New Delhi: Pressing India to conclude the Safeguards Agreement with the IAEA and seek waiver from the Nuclear Suppliers Group by May, the United States on 5 March 2008 voiced confidence that the deadline will be met despite stiff political opposition here.
Assistant Secretary of State Richard Boucher maintained that the Hyde Act will apply in terms of allowing the US Administration to pursue civil nuclear cooperation with India but refused to clearly spell out the fallout on the agreement if India were to conduct an atomic test.
“The time is short... The time is tight, very tight and there is lot of work to be done,” Boucher told a press conference here when asked about the fate of the nuclear deal.

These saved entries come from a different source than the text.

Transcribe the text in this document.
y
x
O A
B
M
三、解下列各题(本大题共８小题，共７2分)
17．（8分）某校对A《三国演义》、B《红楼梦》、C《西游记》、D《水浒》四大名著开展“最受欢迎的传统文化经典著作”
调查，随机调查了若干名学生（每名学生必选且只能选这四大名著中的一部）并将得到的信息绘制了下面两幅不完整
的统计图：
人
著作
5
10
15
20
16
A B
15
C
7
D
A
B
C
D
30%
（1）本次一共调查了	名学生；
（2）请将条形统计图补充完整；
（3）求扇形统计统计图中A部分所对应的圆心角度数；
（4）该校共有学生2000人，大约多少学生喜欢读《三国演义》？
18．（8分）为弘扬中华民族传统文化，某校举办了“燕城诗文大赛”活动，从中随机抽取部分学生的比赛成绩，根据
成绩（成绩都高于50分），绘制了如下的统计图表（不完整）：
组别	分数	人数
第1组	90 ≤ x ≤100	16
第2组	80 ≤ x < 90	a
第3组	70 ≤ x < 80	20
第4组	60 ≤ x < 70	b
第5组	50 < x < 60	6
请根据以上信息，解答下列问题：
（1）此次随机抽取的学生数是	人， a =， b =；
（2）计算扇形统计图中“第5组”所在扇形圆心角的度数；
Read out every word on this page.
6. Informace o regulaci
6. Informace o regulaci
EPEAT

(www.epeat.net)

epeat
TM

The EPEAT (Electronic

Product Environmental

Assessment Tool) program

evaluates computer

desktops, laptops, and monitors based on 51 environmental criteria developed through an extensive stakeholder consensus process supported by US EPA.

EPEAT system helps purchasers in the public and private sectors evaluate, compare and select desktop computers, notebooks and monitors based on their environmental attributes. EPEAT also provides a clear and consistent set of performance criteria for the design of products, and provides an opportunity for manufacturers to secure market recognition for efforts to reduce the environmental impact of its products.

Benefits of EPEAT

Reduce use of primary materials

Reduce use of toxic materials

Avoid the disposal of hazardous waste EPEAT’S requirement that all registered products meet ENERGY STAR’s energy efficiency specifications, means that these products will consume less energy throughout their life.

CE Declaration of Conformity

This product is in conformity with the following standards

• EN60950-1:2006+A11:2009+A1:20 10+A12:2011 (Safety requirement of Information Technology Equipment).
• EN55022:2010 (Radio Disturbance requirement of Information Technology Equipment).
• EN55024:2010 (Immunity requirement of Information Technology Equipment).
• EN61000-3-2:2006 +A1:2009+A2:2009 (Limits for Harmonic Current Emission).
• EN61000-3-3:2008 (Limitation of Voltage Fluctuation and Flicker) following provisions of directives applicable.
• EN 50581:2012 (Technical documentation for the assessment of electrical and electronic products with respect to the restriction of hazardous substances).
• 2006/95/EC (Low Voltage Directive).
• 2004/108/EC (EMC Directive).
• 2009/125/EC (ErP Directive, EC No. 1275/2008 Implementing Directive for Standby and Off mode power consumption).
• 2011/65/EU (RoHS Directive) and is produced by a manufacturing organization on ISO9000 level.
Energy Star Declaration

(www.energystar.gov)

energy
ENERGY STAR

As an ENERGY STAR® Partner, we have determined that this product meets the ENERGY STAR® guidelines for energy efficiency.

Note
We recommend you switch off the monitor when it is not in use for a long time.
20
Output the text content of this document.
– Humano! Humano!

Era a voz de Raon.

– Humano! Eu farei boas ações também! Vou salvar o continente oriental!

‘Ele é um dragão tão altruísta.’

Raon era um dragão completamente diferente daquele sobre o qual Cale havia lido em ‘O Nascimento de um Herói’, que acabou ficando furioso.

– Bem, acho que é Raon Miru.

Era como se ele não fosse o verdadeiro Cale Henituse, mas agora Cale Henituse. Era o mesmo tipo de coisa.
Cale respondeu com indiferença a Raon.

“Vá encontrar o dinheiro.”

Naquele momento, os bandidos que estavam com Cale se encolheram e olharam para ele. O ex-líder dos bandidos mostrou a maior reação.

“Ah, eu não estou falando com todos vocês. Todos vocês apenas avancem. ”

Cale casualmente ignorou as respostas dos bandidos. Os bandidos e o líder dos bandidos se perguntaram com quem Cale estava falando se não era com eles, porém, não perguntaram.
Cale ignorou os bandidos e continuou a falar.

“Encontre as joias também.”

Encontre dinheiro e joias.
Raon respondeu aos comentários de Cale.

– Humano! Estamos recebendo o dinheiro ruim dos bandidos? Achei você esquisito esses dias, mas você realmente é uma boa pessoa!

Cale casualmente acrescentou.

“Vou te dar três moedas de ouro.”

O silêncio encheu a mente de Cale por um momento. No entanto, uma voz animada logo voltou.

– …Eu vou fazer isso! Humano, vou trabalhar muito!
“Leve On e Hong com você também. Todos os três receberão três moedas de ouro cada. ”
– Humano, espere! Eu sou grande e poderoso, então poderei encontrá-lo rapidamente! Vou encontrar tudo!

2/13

The US official, who discussed the status of nuclear deal with Indian officials, said realistically, New Delhi should firm up Safeguards Agreement with IAEA and seek waiver from NSG by May to give the Congress time to have a final vote on the agreement.
Asked whether he was optimistic, he replied in the affirmative. “We can make that happen,” he said.
To a question about opposition by political parties to the deal, Boucher said the US “understands” such processes which are normal in democracies and it was for the government here to see how to “overcome” these as there is not much time.
On the status of India-IAEA talks, he said New Delhi had conveyed that it will communicate to Washington when the agreement is finalized. He assumed that it will take up to two weeks to conclude the agreement.